The Generic Mapping Tools (GMT) are an open-source collection of computer software tools for processing and displaying xy and xyz datasets, including rasterisation, filtering and other image processing operations, and various kinds of map projections. The software stores 2-D grids as COARDS-compliant netCDF files and comes with a comprehensive collection of free GIS data, such as coast lines, rivers, political borders and coordinates of other geographic objects. Users convert further data (like satellite imagery and digital elevation models) from other sources and import them. GMT stores the resulting maps and diagrams in PostScript (PS) or Encapsulated PostScript (EPS) format.
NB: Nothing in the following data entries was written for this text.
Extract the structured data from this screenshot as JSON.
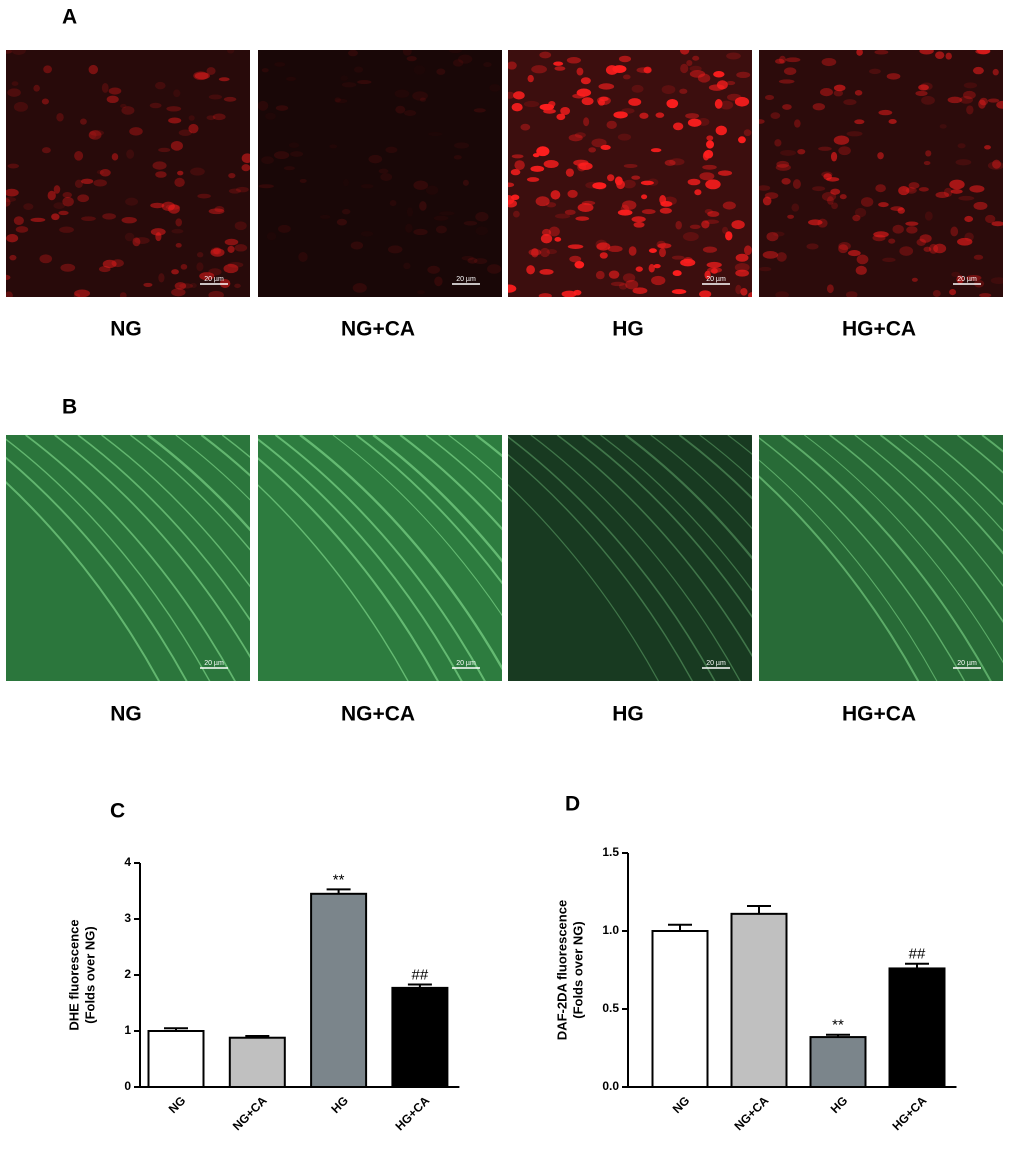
{
  "panel_a": {
    "label": "A",
    "images": [
      {
        "label": "NG",
        "scale": "20 µm"
      },
      {
        "label": "NG+CA",
        "scale": "20 µm"
      },
      {
        "label": "HG",
        "scale": "20 µm"
      },
      {
        "label": "HG+CA",
        "scale": "20 µm"
      }
    ]
  },
  "panel_b": {
    "label": "B",
    "images": [
      {
        "label": "NG",
        "scale": "20 µm"
      },
      {
        "label": "NG+CA",
        "scale": "20 µm"
      },
      {
        "label": "HG",
        "scale": "20 µm"
      },
      {
        "label": "HG+CA",
        "scale": "20 µm"
      }
    ]
  },
  "chart_data": [
    {
      "type": "bar",
      "panel": "C",
      "ylabel": [
        "DHE fluorescence",
        "(Folds over NG)"
      ],
      "categories": [
        "NG",
        "NG+CA",
        "HG",
        "HG+CA"
      ],
      "values": [
        1.0,
        0.88,
        3.45,
        1.77
      ],
      "errors": [
        0.05,
        0.03,
        0.08,
        0.06
      ],
      "colors": [
        "#ffffff",
        "#c0c0c0",
        "#7b858b",
        "#000000"
      ],
      "annotations": [
        null,
        null,
        "**",
        "##"
      ],
      "ylim": [
        0,
        4
      ],
      "yticks": [
        0,
        1,
        2,
        3,
        4
      ]
    },
    {
      "type": "bar",
      "panel": "D",
      "ylabel": [
        "DAF-2DA fluorescence",
        "(Folds over NG)"
      ],
      "categories": [
        "NG",
        "NG+CA",
        "HG",
        "HG+CA"
      ],
      "values": [
        1.0,
        1.11,
        0.32,
        0.76
      ],
      "errors": [
        0.04,
        0.05,
        0.015,
        0.03
      ],
      "colors": [
        "#ffffff",
        "#c0c0c0",
        "#7b858b",
        "#000000"
      ],
      "annotations": [
        null,
        null,
        "**",
        "##"
      ],
      "ylim": [
        0,
        1.5
      ],
      "yticks": [
        {
          "value": 0,
          "label": "0.0"
        },
        0.5,
        {
          "value": 1,
          "label": "1.0"
        },
        1.5
      ]
    }
  ]
}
Users operate the system from the command line: this enables scripting and the automation of routine tasks. More or less comprehensive graphic user interfaces are available from third parties, as well as web applications, bringing the system's functionality online.
Paul Wessel and Walter H. F. Smith created GMT in 1988 at Lamont-Doherty Earth Observatory, officially releasing it on 7 October 1991 under the GNU General Public License. The letters GMT originally stood for Gravity, Magnetism and Topography, the three basic types of geophysical data. Besides its strong support for the visualisation of geographic data sets, the software includes tools for processing and manipulating multi-dimensional datasets. Most GMT users are geoscientists.